Emergent Structured Representations Support Flexible In-Context Inference in Large Language Models

Emergent Structured Representations Support Flexible In-Context Inference in Large Language Models
Notice: This research summary and analysis were automatically generated using AI technology. For absolute accuracy, please refer to the [Original Paper Viewer] below or the Original ArXiv Source.

Large language models (LLMs) exhibit emergent behaviors suggestive of human-like reasoning. While recent work has identified structured, human-like conceptual representations within these models, it remains unclear whether they functionally rely on such representations for reasoning. Here we investigate the internal processing of LLMs during in-context concept inference. Our results reveal a conceptual subspace emerging in middle to late layers, whose representational structure persists across contexts. Using causal mediation analyses, we demonstrate that this subspace is not merely an epiphenomenon but is functionally central to model predictions, establishing its causal role in inference. We further identify a layer-wise progression where attention heads in early-to-middle layers integrate contextual cues to construct and refine the subspace, which is subsequently leveraged by later layers to generate predictions. Together, these findings provide evidence that LLMs dynamically construct and use structured, latent representations in context for inference, offering insights into the computational processes underlying flexible adaptation.


💡 Research Summary

This paper investigates how large language models (LLMs) perform in‑context concept inference by probing the internal representations that emerge during a reverse‑dictionary task. The authors present a series of analyses across multiple open‑source decoder‑only transformers (Llama‑3.1, Llama‑3, Qwen2.5) of varying scale.

First, they trace the evolution of hidden states layer‑by‑layer. Using singular value decomposition (SVD) on the centered hidden‑state matrices for a set of query concepts, they retain the top principal components that explain 95 % of variance. By measuring the mean‑squared cosine of principal angles between the subspaces of successive layers, they find that early layers (roughly up to layer 35‑40) exhibit low overlap, indicating rapid transformation of representations. In contrast, middle‑to‑late layers show a sharp increase in overlap, revealing a stable “conceptual subspace” that persists through the remainder of the forward pass. The number of components needed to capture 95 % variance also spikes in the middle layers, suggesting that contextual information is being integrated into a higher‑dimensional latent space.

To formalize this shared structure, the authors apply Generalized Canonical Correlation Analysis (GCCA) across a selected set of middle‑to‑late layers. GCCA yields a common latent matrix G and layer‑specific projection matrices Wℓ that map each layer’s hidden states onto G. The dimensionality r of G is chosen via a non‑parametric permutation test, ensuring that the identified subspace reflects genuine alignment rather than noise. Alignment scores (average correlation between projected representations) and Representational Similarity Analysis (RSA) values approach unity, confirming that the subspace is linearly consistent across layers while allowing gradual refinement.

Next, the paper conducts causal mediation experiments to determine whether this subspace is merely an epiphenomenon or a functional component of inference. For each layer ℓ they define an orthogonal projector Pℓ = WℓWℓᵀ, decomposing hidden states into subspace‑aligned (hℓ,∥) and orthogonal (hℓ,⊥) components. They introduce three corruption conditions—description, label, and query corruption—and perform activation patching: the orthogonal component remains from the corrupted run, while the subspace component is replaced with that from a clean run.
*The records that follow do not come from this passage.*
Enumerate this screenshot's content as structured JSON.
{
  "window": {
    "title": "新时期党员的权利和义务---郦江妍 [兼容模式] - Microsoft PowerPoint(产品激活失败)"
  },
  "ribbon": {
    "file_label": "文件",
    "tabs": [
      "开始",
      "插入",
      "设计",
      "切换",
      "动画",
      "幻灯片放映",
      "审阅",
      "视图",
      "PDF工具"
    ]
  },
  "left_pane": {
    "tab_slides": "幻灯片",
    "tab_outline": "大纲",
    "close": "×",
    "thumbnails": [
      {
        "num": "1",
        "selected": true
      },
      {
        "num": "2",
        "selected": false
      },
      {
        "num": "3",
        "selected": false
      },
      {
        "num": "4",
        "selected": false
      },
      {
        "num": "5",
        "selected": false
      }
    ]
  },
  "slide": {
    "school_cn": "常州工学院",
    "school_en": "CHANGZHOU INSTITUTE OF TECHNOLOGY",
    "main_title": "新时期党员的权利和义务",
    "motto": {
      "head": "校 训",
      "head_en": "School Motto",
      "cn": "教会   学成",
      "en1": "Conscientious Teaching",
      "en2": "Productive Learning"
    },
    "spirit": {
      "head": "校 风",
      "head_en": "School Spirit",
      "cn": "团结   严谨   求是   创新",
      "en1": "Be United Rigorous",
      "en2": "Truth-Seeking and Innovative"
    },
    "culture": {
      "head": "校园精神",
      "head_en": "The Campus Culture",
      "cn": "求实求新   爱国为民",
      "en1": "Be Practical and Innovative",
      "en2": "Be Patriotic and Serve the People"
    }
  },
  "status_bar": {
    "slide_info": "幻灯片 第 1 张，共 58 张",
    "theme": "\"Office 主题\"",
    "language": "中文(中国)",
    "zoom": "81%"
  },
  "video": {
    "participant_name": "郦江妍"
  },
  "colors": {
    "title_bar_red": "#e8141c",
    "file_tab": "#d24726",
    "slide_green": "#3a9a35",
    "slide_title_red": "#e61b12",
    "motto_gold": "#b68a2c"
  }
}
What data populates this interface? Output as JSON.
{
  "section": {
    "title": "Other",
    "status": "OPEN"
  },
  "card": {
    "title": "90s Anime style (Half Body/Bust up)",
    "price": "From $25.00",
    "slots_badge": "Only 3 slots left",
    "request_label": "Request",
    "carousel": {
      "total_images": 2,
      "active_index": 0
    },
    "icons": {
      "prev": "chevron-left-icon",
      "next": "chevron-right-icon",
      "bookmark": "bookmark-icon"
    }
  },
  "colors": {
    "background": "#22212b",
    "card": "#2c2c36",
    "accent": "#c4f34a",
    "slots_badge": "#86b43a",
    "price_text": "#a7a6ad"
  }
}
The causal indirect effect (CIE) is computed as the log‑likelihood difference after patching. Results show that restoring only the subspace component substantially recovers performance, indicating that the subspace carries the crucial contextual information needed for correct prediction.
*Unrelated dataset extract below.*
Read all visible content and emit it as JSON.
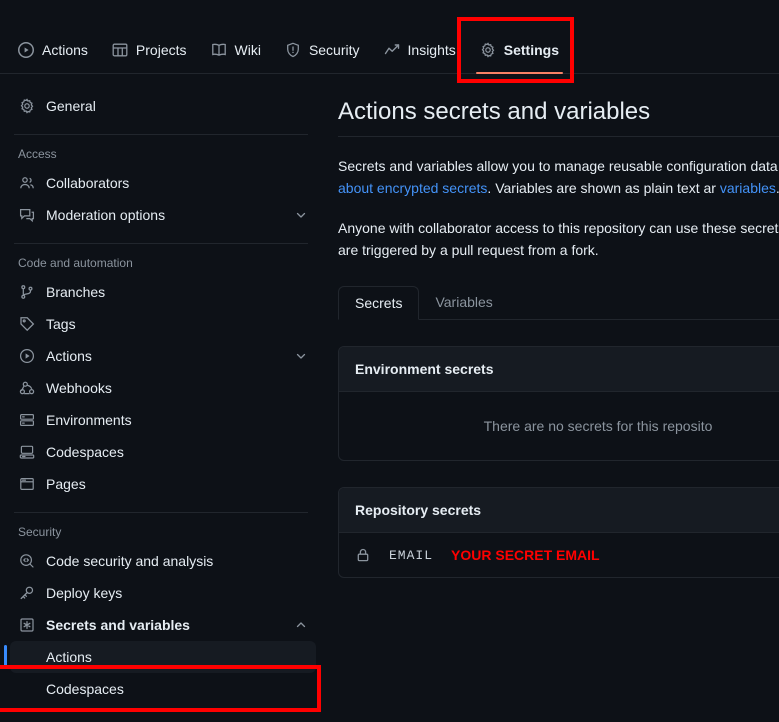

Further, selective ablation (zeroing the subspace component) dramatically degrades accuracy, while isolating the subspace (zeroing the orthogonal component) retains most of the model’s capability, reinforcing the subspace’s necessity and sufficiency. The authors also demonstrate cross‑context generalization: a subspace derived from one set of demonstrations can be transplanted into a different demonstration set and still improve inference, highlighting its abstract, context‑invariant nature.

Finally, the authors examine how the subspace is constructed. By analyzing attention‑head contributions in early and middle layers, they find that specific heads aggregate information from the few demonstration pairs, effectively writing into the emerging subspace. As the number of demonstrations increases from 1 to 24, the internal geometry of the subspace becomes increasingly stable, with diminishing returns beyond 24 examples. Larger models (e.g., Llama‑3.1 70B) exhibit higher cross‑context alignment, suggesting that model scale enhances the fidelity of this latent structure.

Overall, the study provides strong evidence that LLMs do not rely solely on surface statistical patterns. Instead, they dynamically build a structured, latent conceptual subspace during in‑context learning, and this subspace causally mediates the inference process. The work bridges mechanistic interpretability (attention‑head dynamics) with cognitive‑level concepts (abstract, relational representations), offering a concrete mechanistic account of how flexible adaptation emerges in modern language models. This insight has implications for model interpretability, robustness, and the design of next‑generation architectures that explicitly harness such latent structures.